As a very young child, in the summers of 1942 and 1943, William (Bill) Riker lived at the home of his grandmother, Mary Riker, at 99 Rumson Road. Winters were spent at her house on E. 70th Street in New York. Bill’s mother and sisters were in Florida, where his father, who commanded a ship in the Navy, was based. But the risk of tropical disease in Florida was thought to be too great for an infant in the days before penicillin. When in 1944 his father (also William) was transferred to a ship in the pacific, the rest of the family (Bill, his mother and his three older sisters) returned permanently to their home on Bingham Avenue in Rumson.

In the 1940s, Mrs. Henry I. (Mary J.) Riker (seated in chair) held family luncheons at her home every Sunday. In this photo taken at the front entrance in 1943 or 1944, the woman standing at right is Mrs. William C. Riker, mother of Bill Riker. The man seated in the foreground is Dr. John L. Riker, son of Mrs. Henry Riker. Bill Riker, who is not in the photo, would have been younger than two at the time. “I was probably inside taking a nap,” he says.

Bill notes that in the early years of the century Sea Bright exceeded Rumson in prestige. By the 1930s and 1940s Rumson was in transition from a farming community to an estate area. “Our side (the west) of Bingham Avenue had three properties (Metcalf, Stout and Riker) between Rumson and Ridge Roads,” he says. We had animals, but it was a hobby farm at best. The east side of Bingham Avenue from Rumson Road to Ridge Road was owned by Mike Jacobs, who had a pure breed cattle farm but was primarily a boxing promoter.”

He adds, “Those who bought farm land in Rumson from the 1930s forward did so to develop country estates and homes, as the ocean had begun to encroach upon the beaches of Sea Bright and Monmouth Beach.” Mary Riker had purchased her country house in 1934.

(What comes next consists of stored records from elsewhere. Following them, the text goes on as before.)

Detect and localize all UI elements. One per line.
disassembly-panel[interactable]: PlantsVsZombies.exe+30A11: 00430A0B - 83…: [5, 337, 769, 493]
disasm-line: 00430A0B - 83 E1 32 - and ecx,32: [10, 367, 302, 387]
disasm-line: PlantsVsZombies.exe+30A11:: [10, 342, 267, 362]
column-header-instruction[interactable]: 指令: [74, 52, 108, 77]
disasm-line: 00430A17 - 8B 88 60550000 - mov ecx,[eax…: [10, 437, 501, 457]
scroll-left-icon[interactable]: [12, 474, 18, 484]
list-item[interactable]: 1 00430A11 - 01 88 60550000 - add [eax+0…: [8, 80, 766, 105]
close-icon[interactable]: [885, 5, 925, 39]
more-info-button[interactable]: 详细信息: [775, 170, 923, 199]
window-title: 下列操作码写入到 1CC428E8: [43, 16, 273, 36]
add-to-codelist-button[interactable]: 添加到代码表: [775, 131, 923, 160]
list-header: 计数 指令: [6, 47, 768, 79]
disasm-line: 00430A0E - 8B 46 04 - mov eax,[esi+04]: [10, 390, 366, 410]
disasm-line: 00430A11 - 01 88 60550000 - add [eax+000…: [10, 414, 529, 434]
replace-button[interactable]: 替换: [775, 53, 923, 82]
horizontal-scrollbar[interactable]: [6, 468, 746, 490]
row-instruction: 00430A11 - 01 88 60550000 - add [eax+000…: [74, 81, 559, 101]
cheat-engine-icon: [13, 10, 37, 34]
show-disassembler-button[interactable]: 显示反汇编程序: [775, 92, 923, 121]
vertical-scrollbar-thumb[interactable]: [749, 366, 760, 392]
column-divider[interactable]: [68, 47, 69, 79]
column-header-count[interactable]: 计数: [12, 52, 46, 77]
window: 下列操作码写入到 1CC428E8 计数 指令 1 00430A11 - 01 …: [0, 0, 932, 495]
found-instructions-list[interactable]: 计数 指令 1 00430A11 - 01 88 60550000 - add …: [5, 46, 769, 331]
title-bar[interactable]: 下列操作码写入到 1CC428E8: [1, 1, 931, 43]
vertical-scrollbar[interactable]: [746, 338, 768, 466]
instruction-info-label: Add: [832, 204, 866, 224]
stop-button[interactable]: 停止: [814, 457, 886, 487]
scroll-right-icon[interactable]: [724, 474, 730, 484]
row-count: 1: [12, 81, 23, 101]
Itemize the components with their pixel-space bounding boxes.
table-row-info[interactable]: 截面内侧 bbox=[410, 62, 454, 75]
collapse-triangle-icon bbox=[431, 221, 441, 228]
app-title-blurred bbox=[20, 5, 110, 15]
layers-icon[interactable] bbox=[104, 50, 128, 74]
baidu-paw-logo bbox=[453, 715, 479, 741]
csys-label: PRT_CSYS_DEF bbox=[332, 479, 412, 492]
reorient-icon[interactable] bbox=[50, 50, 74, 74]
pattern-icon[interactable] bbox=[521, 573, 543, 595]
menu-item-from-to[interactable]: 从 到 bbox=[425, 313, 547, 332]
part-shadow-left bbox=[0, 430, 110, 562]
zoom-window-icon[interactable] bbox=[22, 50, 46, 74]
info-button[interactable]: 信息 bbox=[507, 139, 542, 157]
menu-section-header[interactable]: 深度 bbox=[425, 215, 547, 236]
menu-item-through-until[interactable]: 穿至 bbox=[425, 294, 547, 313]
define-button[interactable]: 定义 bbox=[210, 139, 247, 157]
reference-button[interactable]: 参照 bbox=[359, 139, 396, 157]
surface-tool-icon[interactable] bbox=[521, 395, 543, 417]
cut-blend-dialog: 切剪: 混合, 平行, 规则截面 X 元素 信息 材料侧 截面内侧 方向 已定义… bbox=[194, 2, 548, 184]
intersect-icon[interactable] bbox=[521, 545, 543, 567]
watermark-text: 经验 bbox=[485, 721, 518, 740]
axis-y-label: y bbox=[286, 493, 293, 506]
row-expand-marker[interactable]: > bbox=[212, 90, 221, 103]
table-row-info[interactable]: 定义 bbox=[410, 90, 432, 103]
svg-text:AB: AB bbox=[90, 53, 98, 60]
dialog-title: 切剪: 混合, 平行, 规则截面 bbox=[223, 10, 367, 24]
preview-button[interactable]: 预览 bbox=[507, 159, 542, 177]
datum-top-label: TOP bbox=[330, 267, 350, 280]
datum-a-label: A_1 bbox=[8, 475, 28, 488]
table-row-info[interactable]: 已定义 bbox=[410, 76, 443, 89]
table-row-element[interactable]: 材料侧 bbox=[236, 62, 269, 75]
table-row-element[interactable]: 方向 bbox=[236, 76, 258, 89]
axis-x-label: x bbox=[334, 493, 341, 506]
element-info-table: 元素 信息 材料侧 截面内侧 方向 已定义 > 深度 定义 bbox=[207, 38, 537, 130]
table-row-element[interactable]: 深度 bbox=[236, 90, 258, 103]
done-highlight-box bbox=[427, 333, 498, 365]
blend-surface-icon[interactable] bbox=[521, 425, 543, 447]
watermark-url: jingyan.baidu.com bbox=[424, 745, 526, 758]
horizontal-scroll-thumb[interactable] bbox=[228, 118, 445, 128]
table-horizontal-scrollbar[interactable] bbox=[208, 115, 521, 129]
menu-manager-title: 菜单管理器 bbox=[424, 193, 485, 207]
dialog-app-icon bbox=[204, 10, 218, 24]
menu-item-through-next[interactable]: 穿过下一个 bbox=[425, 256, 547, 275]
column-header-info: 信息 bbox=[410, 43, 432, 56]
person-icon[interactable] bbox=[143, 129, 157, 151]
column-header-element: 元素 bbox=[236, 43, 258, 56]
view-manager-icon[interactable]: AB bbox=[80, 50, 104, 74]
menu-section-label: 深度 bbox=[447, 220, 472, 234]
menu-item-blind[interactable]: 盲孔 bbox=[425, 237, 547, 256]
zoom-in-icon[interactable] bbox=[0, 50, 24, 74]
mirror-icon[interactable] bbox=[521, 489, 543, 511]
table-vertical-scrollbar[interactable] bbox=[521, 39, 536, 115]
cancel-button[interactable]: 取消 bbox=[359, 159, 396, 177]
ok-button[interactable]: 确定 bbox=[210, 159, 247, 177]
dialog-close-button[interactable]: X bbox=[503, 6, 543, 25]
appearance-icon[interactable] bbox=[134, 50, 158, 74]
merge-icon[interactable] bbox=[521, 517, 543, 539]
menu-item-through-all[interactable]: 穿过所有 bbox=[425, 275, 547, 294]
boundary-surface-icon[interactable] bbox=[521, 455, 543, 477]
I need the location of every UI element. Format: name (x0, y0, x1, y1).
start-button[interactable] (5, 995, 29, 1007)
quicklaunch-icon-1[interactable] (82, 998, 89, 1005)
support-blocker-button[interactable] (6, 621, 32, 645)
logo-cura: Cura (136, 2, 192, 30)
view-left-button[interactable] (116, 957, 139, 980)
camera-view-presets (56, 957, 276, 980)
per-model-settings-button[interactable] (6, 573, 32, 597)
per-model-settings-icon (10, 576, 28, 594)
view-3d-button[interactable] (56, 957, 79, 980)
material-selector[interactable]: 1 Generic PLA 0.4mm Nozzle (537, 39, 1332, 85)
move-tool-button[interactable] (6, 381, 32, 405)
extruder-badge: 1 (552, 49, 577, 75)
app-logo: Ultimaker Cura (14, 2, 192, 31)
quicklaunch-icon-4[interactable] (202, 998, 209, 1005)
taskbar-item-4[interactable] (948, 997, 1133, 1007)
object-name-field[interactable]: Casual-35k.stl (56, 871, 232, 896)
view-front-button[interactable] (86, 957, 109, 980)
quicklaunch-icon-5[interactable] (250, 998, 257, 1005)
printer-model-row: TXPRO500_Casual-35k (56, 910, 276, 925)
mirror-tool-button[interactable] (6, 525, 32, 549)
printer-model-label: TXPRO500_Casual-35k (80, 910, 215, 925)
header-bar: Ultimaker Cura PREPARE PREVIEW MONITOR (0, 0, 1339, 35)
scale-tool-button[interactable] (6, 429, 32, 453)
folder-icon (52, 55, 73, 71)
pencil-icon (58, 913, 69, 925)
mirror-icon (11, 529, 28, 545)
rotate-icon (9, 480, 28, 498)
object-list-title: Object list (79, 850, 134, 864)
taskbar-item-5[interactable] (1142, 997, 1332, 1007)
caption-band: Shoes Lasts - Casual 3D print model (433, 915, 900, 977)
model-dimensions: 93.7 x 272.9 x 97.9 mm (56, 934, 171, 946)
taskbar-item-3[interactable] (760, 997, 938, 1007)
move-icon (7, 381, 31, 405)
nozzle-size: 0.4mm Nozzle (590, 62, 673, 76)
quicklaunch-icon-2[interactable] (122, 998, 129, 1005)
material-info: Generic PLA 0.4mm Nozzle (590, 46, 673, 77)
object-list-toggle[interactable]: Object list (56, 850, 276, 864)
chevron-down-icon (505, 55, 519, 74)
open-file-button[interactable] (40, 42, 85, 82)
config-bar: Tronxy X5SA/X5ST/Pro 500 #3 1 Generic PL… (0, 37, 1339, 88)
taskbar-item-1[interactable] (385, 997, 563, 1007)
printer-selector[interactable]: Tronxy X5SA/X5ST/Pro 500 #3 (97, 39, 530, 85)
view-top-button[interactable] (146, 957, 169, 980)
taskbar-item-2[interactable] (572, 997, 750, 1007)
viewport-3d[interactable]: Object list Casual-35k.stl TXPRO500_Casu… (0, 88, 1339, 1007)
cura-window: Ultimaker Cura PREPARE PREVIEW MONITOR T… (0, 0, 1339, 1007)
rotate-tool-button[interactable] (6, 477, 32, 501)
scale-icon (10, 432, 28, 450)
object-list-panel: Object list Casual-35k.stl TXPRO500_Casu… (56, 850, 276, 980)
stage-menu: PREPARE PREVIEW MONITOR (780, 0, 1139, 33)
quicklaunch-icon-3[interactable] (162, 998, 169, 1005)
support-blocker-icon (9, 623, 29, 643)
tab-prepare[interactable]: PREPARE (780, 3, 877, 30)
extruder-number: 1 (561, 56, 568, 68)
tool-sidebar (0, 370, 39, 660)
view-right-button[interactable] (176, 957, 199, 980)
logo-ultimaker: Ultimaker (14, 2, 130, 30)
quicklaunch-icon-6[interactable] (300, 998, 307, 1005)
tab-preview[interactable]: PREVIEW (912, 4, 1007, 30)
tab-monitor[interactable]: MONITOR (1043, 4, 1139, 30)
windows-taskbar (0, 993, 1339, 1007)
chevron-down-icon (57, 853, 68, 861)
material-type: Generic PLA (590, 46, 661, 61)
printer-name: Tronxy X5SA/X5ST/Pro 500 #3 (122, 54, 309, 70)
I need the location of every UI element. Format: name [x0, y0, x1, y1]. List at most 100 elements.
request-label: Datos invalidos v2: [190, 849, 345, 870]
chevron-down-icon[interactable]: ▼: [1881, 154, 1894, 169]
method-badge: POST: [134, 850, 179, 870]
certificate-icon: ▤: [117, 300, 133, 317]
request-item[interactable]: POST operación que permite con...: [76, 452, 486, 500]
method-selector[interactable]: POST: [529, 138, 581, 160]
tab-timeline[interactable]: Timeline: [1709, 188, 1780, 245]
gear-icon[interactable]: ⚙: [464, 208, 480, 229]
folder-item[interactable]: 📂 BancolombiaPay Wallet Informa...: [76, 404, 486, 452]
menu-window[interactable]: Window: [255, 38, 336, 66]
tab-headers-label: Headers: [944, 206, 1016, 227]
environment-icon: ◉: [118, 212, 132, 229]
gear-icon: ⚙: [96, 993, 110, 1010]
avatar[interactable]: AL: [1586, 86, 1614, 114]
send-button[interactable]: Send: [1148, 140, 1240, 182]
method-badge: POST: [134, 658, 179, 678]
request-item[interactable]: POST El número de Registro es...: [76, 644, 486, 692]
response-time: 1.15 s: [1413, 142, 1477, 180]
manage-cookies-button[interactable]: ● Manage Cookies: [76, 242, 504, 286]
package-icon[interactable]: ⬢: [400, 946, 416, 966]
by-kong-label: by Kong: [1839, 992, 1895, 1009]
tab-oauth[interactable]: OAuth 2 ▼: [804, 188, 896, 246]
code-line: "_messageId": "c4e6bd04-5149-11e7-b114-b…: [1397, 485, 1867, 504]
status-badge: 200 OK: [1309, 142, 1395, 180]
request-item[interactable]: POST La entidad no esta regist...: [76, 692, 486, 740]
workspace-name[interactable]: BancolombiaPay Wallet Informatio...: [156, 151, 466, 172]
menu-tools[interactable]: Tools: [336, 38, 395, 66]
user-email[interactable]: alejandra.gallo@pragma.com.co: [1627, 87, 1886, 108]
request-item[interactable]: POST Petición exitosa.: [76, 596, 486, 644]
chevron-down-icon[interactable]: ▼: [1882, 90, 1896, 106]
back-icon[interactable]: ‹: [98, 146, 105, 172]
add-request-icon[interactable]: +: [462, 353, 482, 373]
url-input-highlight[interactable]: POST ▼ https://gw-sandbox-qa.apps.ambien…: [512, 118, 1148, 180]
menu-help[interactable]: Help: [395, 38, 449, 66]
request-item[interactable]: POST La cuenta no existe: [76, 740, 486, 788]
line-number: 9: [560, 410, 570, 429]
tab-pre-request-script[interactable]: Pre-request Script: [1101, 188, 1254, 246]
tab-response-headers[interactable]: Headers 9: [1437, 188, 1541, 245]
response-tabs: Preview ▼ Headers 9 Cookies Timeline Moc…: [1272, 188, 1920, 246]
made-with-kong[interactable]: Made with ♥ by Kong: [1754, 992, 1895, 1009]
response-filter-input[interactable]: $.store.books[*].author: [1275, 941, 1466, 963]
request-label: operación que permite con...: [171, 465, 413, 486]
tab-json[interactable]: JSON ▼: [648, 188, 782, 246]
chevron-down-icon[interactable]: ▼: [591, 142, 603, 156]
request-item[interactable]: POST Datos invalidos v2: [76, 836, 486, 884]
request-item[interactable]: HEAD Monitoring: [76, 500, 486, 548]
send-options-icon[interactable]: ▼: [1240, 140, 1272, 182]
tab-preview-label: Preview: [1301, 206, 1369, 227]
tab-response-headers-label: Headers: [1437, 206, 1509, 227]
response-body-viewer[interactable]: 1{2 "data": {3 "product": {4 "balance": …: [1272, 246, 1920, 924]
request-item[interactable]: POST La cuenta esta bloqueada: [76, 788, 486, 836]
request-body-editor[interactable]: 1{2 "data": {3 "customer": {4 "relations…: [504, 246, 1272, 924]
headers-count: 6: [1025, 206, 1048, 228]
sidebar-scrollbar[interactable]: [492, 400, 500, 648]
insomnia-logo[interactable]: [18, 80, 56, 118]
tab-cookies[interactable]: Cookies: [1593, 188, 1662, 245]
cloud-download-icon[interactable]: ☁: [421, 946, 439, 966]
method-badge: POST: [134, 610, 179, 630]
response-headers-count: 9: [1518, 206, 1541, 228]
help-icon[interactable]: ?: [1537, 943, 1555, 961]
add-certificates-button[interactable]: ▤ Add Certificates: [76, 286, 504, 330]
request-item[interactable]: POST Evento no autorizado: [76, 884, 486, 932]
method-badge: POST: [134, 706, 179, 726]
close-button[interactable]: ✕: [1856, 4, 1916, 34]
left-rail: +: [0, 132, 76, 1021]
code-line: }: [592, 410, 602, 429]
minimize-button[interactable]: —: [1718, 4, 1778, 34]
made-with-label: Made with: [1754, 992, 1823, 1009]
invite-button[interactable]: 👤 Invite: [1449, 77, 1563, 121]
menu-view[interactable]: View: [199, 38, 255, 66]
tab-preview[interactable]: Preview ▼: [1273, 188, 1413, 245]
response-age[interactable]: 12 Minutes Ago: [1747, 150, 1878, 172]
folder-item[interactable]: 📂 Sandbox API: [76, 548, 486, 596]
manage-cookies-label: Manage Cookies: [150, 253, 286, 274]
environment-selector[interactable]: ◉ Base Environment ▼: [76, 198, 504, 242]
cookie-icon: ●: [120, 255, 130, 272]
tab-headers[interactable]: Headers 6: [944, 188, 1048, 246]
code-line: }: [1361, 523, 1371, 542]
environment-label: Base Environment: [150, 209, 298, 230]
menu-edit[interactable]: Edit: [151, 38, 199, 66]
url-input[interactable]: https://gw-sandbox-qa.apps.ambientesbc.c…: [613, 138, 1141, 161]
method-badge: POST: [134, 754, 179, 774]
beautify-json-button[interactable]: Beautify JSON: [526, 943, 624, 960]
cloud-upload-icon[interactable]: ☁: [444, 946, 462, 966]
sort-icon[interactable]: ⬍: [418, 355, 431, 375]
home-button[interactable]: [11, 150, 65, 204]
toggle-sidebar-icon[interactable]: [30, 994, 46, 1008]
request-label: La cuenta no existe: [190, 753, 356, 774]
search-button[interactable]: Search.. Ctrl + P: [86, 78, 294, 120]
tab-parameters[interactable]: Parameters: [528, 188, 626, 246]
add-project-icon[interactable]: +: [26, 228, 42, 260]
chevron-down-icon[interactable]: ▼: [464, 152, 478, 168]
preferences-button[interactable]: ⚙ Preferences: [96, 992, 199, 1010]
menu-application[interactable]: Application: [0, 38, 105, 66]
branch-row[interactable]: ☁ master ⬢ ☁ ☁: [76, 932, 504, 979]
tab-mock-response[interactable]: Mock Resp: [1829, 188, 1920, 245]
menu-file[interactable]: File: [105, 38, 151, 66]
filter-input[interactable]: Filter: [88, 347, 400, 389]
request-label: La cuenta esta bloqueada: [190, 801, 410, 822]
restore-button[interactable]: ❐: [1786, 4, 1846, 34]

An artist’s rendering of Linden Crest reveals the massive size of the original house at 99 Rumson Road. In 1952, two sections of the house on the left side were removed and relocated to separate lots on Bingham Avenue.

Bill Riker’s earliest memory of his grandmother’s home, then called “Linden Crest,” is the pungent aroma of the English boxwood that grew in large clumps around the grounds. “It permeated the area,” he remembers. He also recalls that prior to heavy rains the staff would place pans and buckets at places where they knew the rain would come through the slate roof. (Lloyd Christianson solved the problem years later when he found blocked gutters inside the attic.)

Bill Riker today in his Locust garden.

Bill’s grandmother, a widow of ample means, mandated that the family gather at her house for luncheon each Sunday. There was a children’s table for Bill, his sisters and assorted cousins. The Sunday luncheon tradition continued until his grandmother’s death in the summer of 1947. Bill continues to live in Monmouth County; he and his wife are residents of Locust.